Using “terrorism” as an excuse, Beijing’s fight against Islamic religion reaches other western border regions.
Photo credits: Todenhoff – CC BY-SA 2.0
Paul Crespo
According to the South China Morning Post, city education officials ordered the Pingliang Arabic School in China’s northwestern province of Gansu to close by December 17th. Claims by the authorities that the school does not have operating permits appear dubious since the school has been in business since 1984.
The closure of the 34-year-old Arabic language school, a charity institution catering to underprivileged students, seems to indicate that some of the draconian anti-Muslim security measures adopted in the heavily Muslim Xinjiang Autonomous Region of western China are now being applied to other Muslim-populated border areas of the country.
In its attempts to control possible ethnic unrest, separatism and “terrorism” along China’s borders, Beijing has placed increasing numbers of people under stricter surveillance and increased repression. The most notorious security measures have been implemented in Xinjiang.
Since taking office in August 2016, Xinjiang’s new party secretary, Chen Quanguo, has overseen an expansive overhaul of the already repressive surveillance apparatus in the region. “Measures of control have resulted in a feeling that southern Xinjiang has become an open-air prison,” Darren Byler, an anthropologist at the University of Washington who has done extensive fieldwork in the region, was quoted as saying in the Financial Times.
The situation has only worsened since then. In 2017 authorities in some parts of Xinjiang region prohibited parents from giving newborns Islamic names, including Mohammed. Muslim Uyghur students from China studying in Muslim countries have been recalled to China and detained on arrival. Most Uyghurs had their passports confiscated last year, preventing them from leaving China. Even travel within China by Uyghurs has become strictly controlled as well.

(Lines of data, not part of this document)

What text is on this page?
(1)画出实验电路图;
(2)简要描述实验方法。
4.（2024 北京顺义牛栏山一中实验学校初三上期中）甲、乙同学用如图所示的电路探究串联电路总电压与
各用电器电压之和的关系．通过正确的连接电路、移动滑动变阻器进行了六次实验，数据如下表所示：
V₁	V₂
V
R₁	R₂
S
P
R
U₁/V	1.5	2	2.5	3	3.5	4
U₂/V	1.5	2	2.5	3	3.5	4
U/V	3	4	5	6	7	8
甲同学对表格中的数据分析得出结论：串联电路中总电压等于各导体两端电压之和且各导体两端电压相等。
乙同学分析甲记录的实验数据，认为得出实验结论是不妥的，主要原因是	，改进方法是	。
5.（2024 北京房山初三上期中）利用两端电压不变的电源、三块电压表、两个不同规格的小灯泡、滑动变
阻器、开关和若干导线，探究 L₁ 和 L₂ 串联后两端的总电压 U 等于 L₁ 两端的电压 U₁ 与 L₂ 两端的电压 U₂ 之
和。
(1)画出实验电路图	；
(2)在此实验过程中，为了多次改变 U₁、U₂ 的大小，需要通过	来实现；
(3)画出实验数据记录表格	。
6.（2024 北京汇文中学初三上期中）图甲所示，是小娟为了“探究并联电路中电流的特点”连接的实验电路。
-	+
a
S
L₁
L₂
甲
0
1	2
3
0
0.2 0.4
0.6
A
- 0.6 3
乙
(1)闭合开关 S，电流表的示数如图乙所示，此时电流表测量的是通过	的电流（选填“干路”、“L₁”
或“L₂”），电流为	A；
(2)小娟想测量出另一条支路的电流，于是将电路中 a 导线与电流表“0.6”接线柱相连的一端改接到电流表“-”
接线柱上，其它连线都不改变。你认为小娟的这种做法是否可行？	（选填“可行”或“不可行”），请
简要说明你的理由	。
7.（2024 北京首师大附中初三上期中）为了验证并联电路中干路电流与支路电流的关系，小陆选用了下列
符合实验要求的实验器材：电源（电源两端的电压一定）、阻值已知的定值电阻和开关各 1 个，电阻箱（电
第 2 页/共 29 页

According to the Financial Times, the expansive new security measures in Xinjiang region includes a network of 7,300 police outposts and monitoring stations (only 500 meters apart in urban areas) to allow security forces to react within seconds. These outposts reportedly play cheerful tunes on loudspeakers while armed guards stand outside.
Increased police presence is not the only tool being employed by Chinese authorities, technology also plays an increasingly critical role in China’s repressive apparatus. The Financial Times reported that since 2017, Xinjiang residents had been required by local authorities to download a mobile app named Jingwangweishi, or “web cleaning soldier,” which promised to “clear the trash off your phone.”
However, Avram Meitner, an independent security researcher, found the software scans phones for digital fingerprints of files considered illicit by the government, informing authorities when it identifies them. The app has achieved its purpose by creating widespread paranoia and self-censorship among residents.
A far more sinister policy employed by the Chinese government involves the mass internment of about 1 million Uyghurs, Kazakhs and other minorities arbitrarily detained in “transformation through education camps” in Xinjiang, according to estimates by a UN panel. The Associated Press reports that former detainees say they were forced to disavow their Islamic beliefs in the camps, while children of detainees are being placed in dozens of orphanages across the region.
In October of this year, China tried to defend its extrajudicial detention of Central Asian Muslim minorities against mounting criticism by issuing a report that characterized its mass internment of Muslims as a push to bring a “destitute people, who are easily led astray, into the modern civilized” world. The report in the official Xinhua News Agency indicated that key to the Communist Party’s vision in Xinjiang is the assimilation of the indigenous Central Asian ethnic minorities into Han Chinese society.
Xinjiang Governor Shohrat Zakir, himself an ethnic Uyghur, said the authorities were providing people with lessons on Mandarin, Chinese history and laws. Such training would steer them away from extremism and onto the path toward a “modern life” in which they would feel “confident about the future,” he said.
However, Amnesty International called the Xinhua report an insult to detainees and the families of people who have gone missing in the crackdown. “No amount of spin can hide the fact that the Chinese authorities are undertaking a campaign of systematic repression,” the human rights group said. The Independent quoted Amnesty International as stating that the reality is that these mass ”transformation through education camps” used to hold Uyghur and other Muslim minorities in China are being run like “wartime concentration camps.”
The fear is that these camps and other repressive policies are now expanding to other regions of China.